Those of you who are “of a certain age” and attended Churchill County High School will remember English teacher Anne Gibbs Berlin.
When I think of my high school classes, my mind almost immediately turns to the unforgettable image of “Mrs. Berlin.” When I took her classes, she was well into her fifties, but I can still hear her youthful laughter, bubbling up like fresh water from a desert spring. And laugh, she did. Pep rallies and skits orchestrated by her students made her laugh. Student pranks, at least the minor ones, made her laugh. Memories of former students made her laugh because she chose to remember the positive in all of them.
Once, she told our class that she had just received a late-night phone call from a former student who was attending UNR as a freshman. “Hey, Mrs. B, me and Jim has just graduated from bonehead English.” That made her laugh. I’m not sure we knew what was so funny.

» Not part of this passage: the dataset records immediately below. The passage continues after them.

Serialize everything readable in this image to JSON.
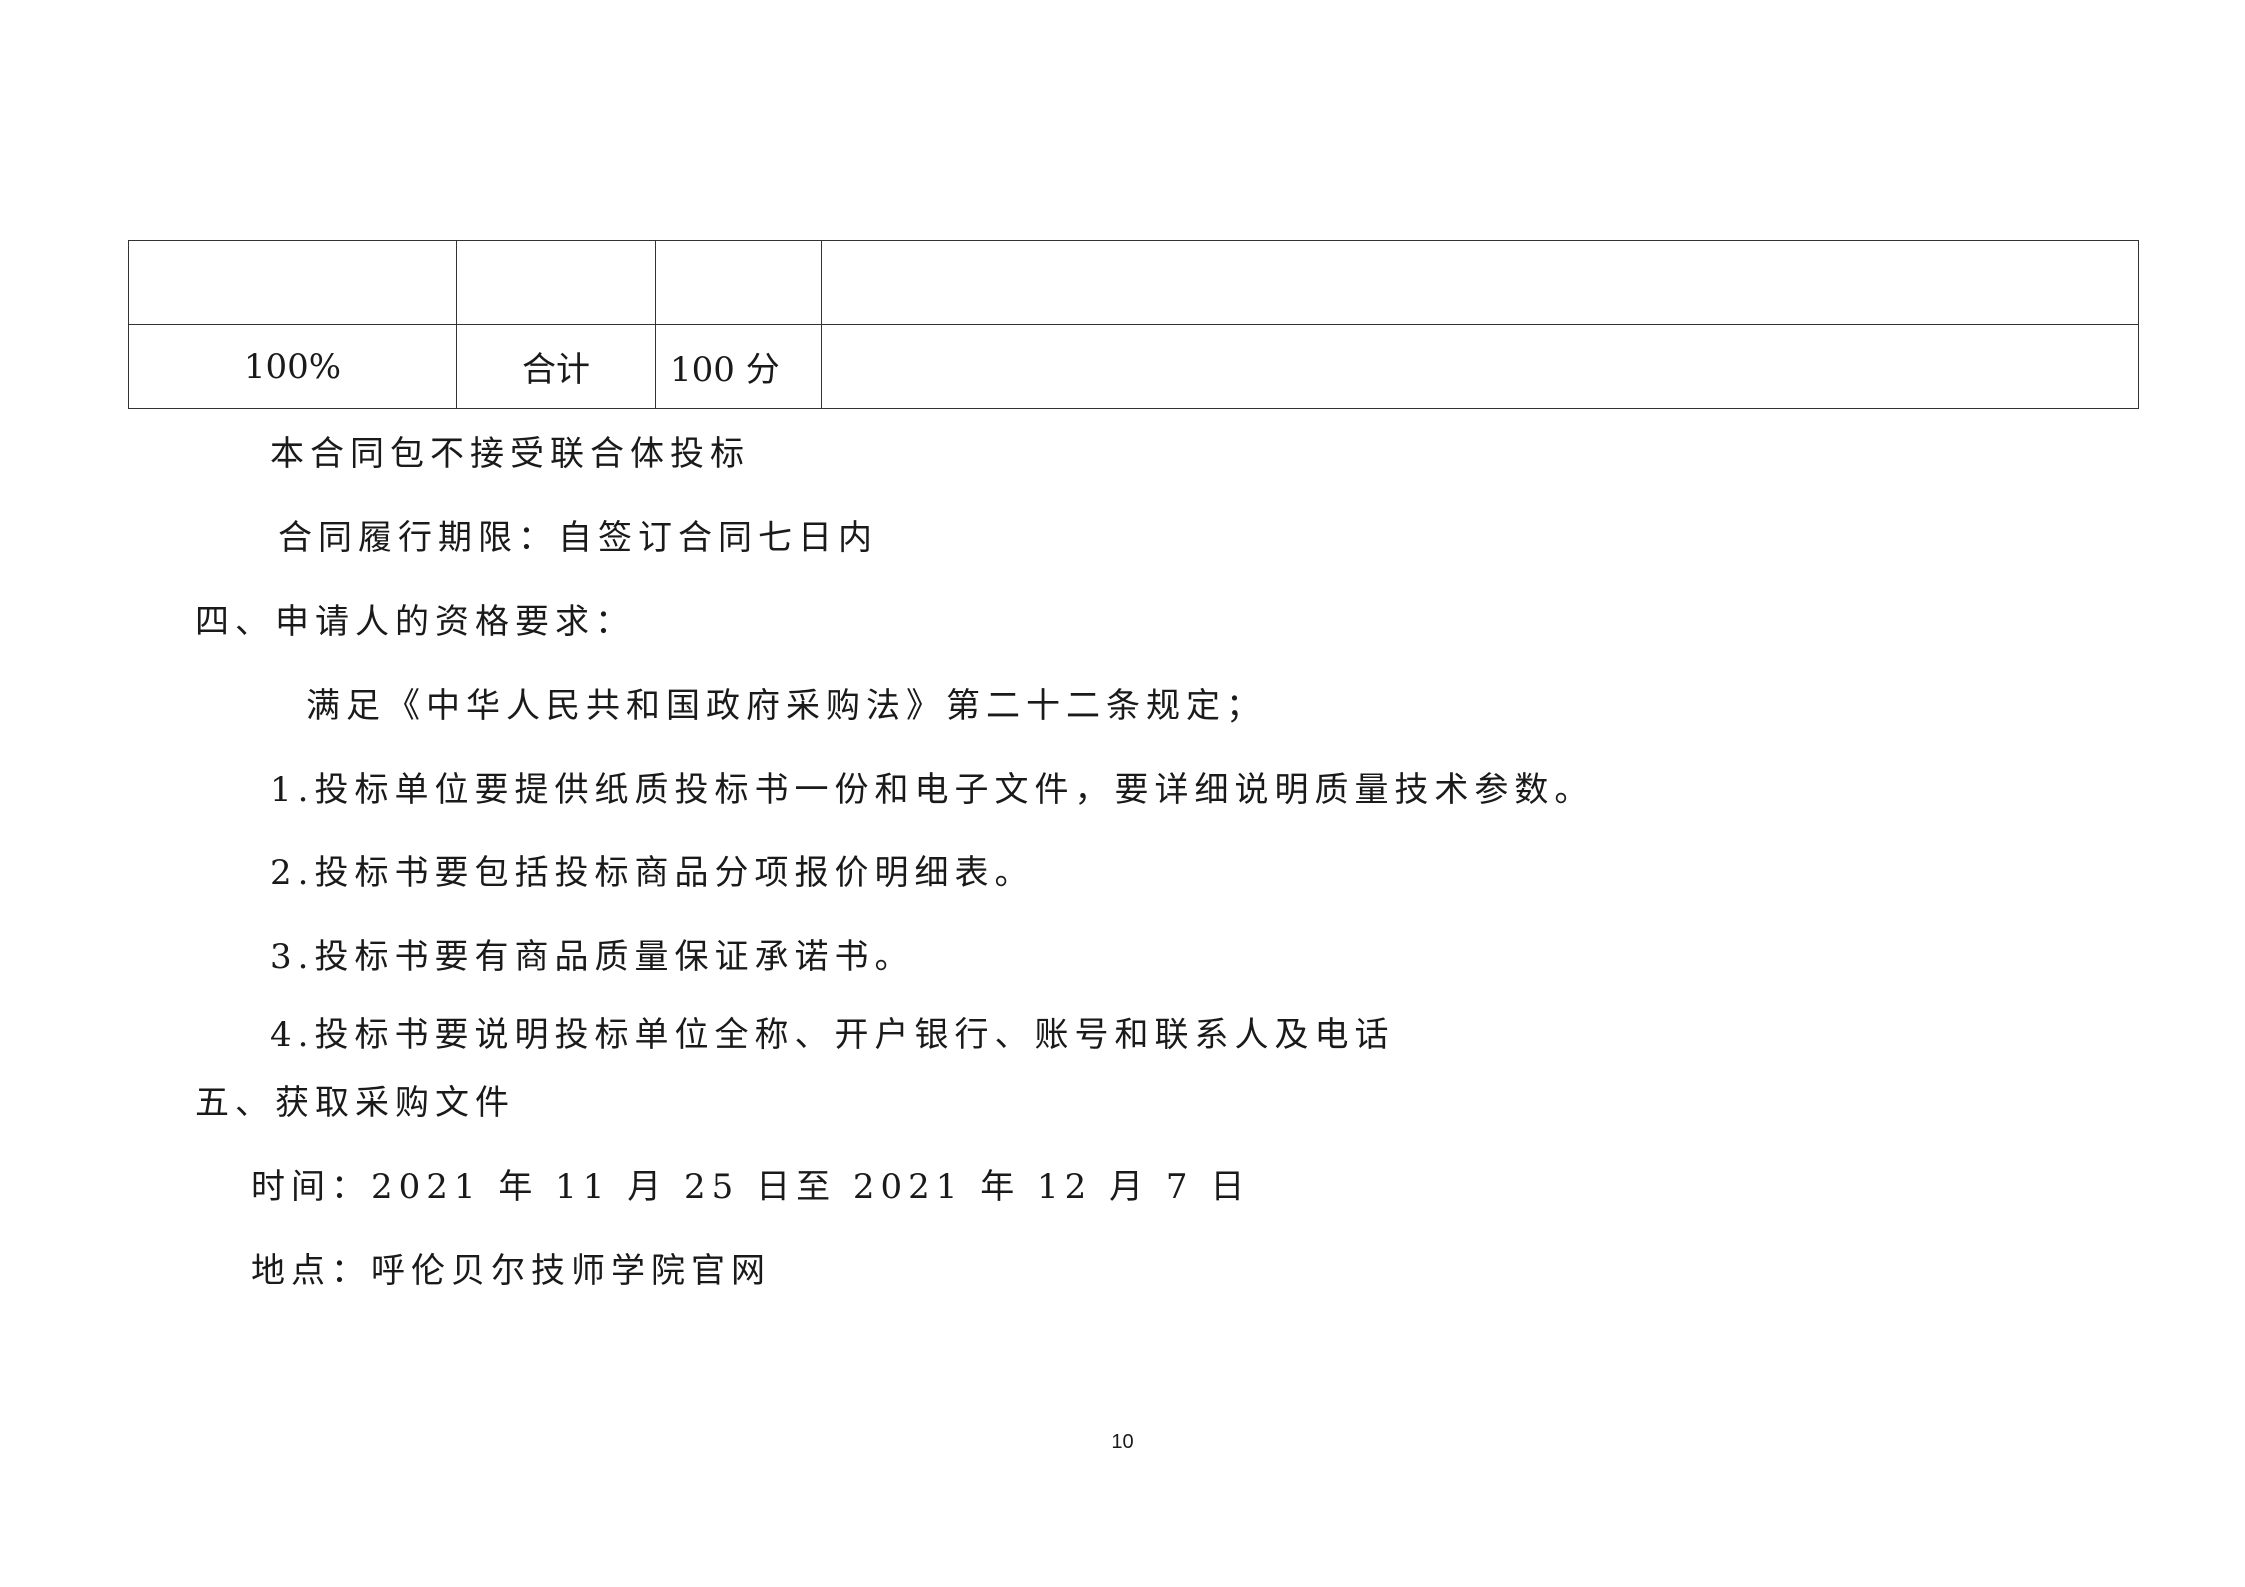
{
  "table": {
    "rows": [
      [
        "",
        "",
        "",
        ""
      ],
      [
        "100%",
        "合计",
        "100 分",
        ""
      ]
    ]
  },
  "paragraphs": {
    "no_consortium": "本合同包不接受联合体投标",
    "performance_period": "合同履行期限：自签订合同七日内",
    "section4_heading": "四、申请人的资格要求：",
    "law_requirement": "满足《中华人民共和国政府采购法》第二十二条规定；",
    "item1": "1.投标单位要提供纸质投标书一份和电子文件，要详细说明质量技术参数。",
    "item2": "2.投标书要包括投标商品分项报价明细表。",
    "item3": "3.投标书要有商品质量保证承诺书。",
    "item4": "4.投标书要说明投标单位全称、开户银行、账号和联系人及电话",
    "section5_heading": "五、获取采购文件",
    "time": "时间：2021 年 11 月 25 日至 2021 年 12 月 7 日",
    "location": "地点：呼伦贝尔技师学院官网"
  },
  "footer": {
    "page_number": "10"
  }
}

Spelling tests were her specialty. She had, over her years of teaching, developed a series of sentences to illustrate a word that we were then supposed to spell. Correctly, of course. The sentence was a clue to the spelling, but it had a way of embedding itself in our brains so that over the years, it became impossible to misspell, for example, “accommodate” because her voice whispered, “The Carson City Modern Motel will accommodate you.” Or “benefit” because the same voice proclaimed, “Mr. Ben. E. Fit collected his benefit check.” Or my favorite, “separate,” because the same voice asked, “Does Pa rate a separate car?

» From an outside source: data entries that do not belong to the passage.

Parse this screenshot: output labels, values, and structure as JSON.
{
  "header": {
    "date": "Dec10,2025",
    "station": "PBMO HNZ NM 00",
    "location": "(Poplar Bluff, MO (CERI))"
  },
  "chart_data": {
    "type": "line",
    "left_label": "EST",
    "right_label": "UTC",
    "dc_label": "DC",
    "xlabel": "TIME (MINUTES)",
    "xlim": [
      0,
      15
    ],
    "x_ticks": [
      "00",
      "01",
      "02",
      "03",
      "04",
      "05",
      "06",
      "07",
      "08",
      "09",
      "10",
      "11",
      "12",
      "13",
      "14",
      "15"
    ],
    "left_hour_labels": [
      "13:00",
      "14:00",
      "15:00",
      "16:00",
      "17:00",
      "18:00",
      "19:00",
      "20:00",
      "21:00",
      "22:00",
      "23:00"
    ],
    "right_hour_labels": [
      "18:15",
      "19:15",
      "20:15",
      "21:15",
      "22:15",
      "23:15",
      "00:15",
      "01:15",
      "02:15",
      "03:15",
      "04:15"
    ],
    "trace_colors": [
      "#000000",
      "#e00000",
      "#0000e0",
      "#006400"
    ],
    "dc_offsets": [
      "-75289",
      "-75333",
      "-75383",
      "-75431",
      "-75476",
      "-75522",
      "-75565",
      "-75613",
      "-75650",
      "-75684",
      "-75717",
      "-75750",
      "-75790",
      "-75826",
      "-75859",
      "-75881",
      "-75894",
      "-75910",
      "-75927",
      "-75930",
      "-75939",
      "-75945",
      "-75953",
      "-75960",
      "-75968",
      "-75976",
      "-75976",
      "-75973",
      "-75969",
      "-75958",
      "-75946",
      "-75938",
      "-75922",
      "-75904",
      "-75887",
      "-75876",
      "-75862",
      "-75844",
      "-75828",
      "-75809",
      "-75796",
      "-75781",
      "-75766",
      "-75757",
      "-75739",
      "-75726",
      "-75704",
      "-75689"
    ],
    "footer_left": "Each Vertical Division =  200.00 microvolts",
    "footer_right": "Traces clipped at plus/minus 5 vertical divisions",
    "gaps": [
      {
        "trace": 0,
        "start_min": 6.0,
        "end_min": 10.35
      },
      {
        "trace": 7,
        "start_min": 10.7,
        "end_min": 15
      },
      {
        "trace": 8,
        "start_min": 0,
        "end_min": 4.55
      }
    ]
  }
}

We had to turn in a book report once every two weeks. She gave us a list of books to read, most of them classics, although she was flexible and encouraged her more reluctant readers to pick up books that were less lofty. Once, I asked her whether I could submit my book report on a rather purple novel that I had been reading, secretly, of course, titled “Forever Amber.” It was an early version of a Harlequin Romance and was not on her list and never would be. She was not a prude but was obligated to uphold the honor of CCHS. Her laugh bubbled up, and she said, “Oh, dear, the book report is supposed to address what lessons you have learned from reading the book. And, in this case, I don’t want to hear your answer. So, please read instead Dickens’ fine novel ‘A Tale of Two Cities.’” Then. she added, “And don’t dwell on what Amber did.”

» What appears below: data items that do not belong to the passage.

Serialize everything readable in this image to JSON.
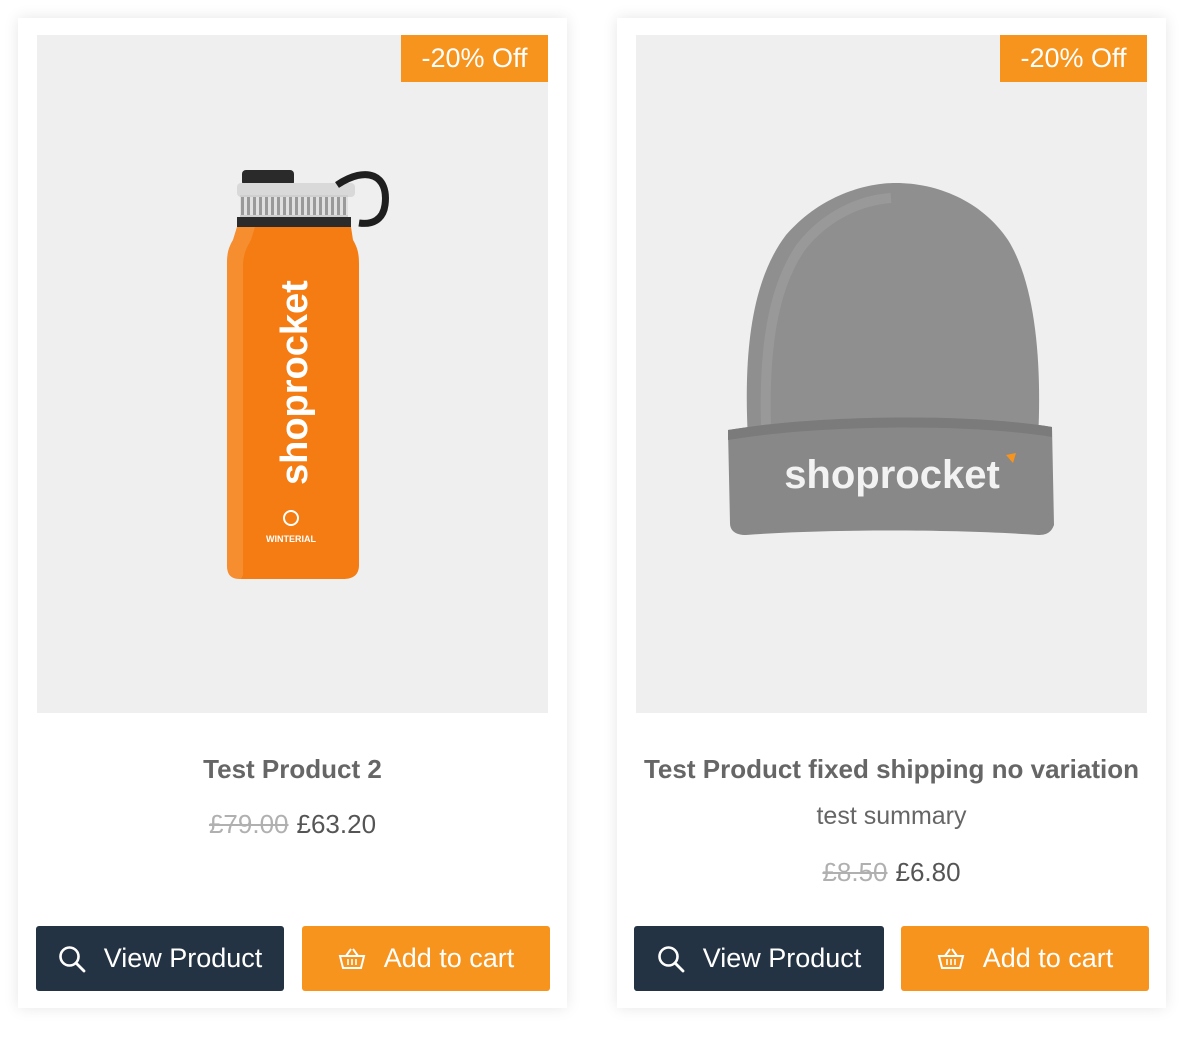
{
  "colors": {
    "accent": "#f7941d",
    "dark_button": "#233343",
    "image_bg": "#efefef",
    "title_text": "#666666",
    "old_price": "#b0b0b0"
  },
  "products": [
    {
      "badge": "-20% Off",
      "image_icon": "orange-water-bottle",
      "image_text": "shoprocket",
      "image_subtext": "WINTERIAL",
      "title": "Test Product 2",
      "summary": "",
      "old_price": "£79.00",
      "new_price": "£63.20",
      "view_label": "View Product",
      "cart_label": "Add to cart"
    },
    {
      "badge": "-20% Off",
      "image_icon": "grey-beanie",
      "image_text": "shoprocket",
      "title": "Test Product fixed shipping no variation",
      "summary": "test summary",
      "old_price": "£8.50",
      "new_price": "£6.80",
      "view_label": "View Product",
      "cart_label": "Add to cart"
    }
  ]
}
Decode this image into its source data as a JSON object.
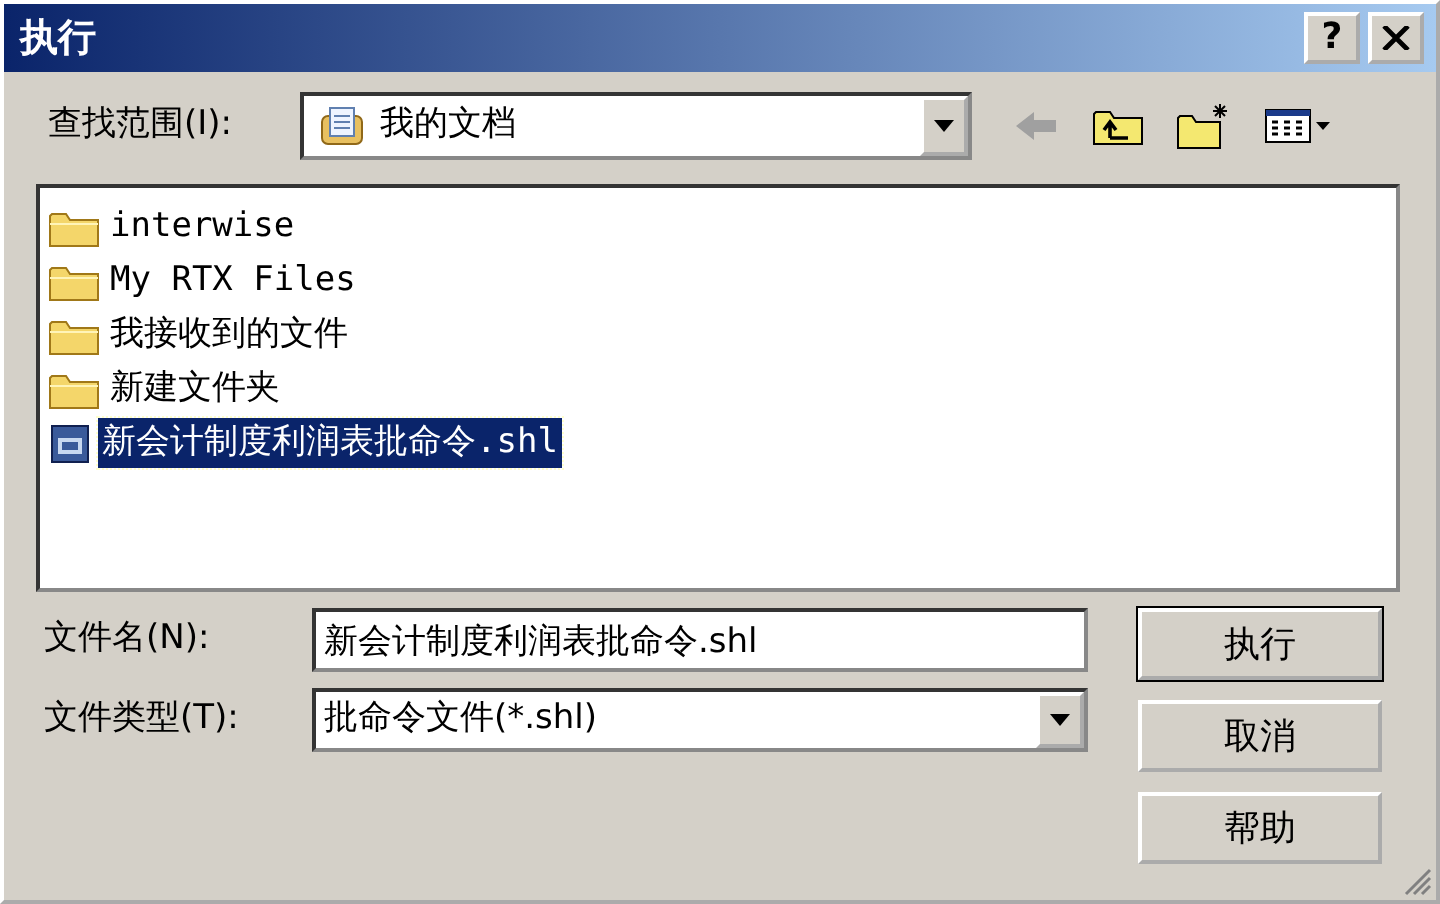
{
  "window": {
    "title": "执行",
    "controls": [
      {
        "kind": "help",
        "label": "?"
      },
      {
        "kind": "close"
      }
    ]
  },
  "look_in": {
    "label": "查找范围(I):",
    "value": "我的文档"
  },
  "toolbar": [
    {
      "kind": "back",
      "disabled": true
    },
    {
      "kind": "up",
      "disabled": false
    },
    {
      "kind": "new-folder",
      "disabled": false
    },
    {
      "kind": "view-menu",
      "disabled": false
    }
  ],
  "files": [
    {
      "name": "interwise",
      "kind": "folder",
      "selected": false
    },
    {
      "name": "My RTX Files",
      "kind": "folder",
      "selected": false
    },
    {
      "name": "我接收到的文件",
      "kind": "folder",
      "selected": false
    },
    {
      "name": "新建文件夹",
      "kind": "folder",
      "selected": false
    },
    {
      "name": "新会计制度利润表批命令.shl",
      "kind": "file",
      "selected": true
    }
  ],
  "file_name": {
    "label": "文件名(N):",
    "value": "新会计制度利润表批命令.shl"
  },
  "file_type": {
    "label": "文件类型(T):",
    "value": "批命令文件(*.shl)"
  },
  "buttons": [
    {
      "label": "执行",
      "default": true
    },
    {
      "label": "取消",
      "default": false
    },
    {
      "label": "帮助",
      "default": false
    }
  ]
}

Anne was a product of Churchill County, her grandparents having homesteaded an 80-acre parcel on Union Lane in 1907. She grew up there, appreciating what she called “isolation.” But a creative isolation it was, filled with reading, writing, and gardening. She attended the Union Schoolhouse before graduating CCHS and going on to the University of Nevada. She lost her dear brother, Jim Gibbs, in World War II. She was married in mid-life to her beloved John Berlin. Over the years, she watched the high school adjust to long hair, short skirts, pot-smoking kids, and drug-sniffing dogs. She maintained her scholarly approach to her subject and her loving approach to life, a life that she enjoyed in the same house on Union Lane.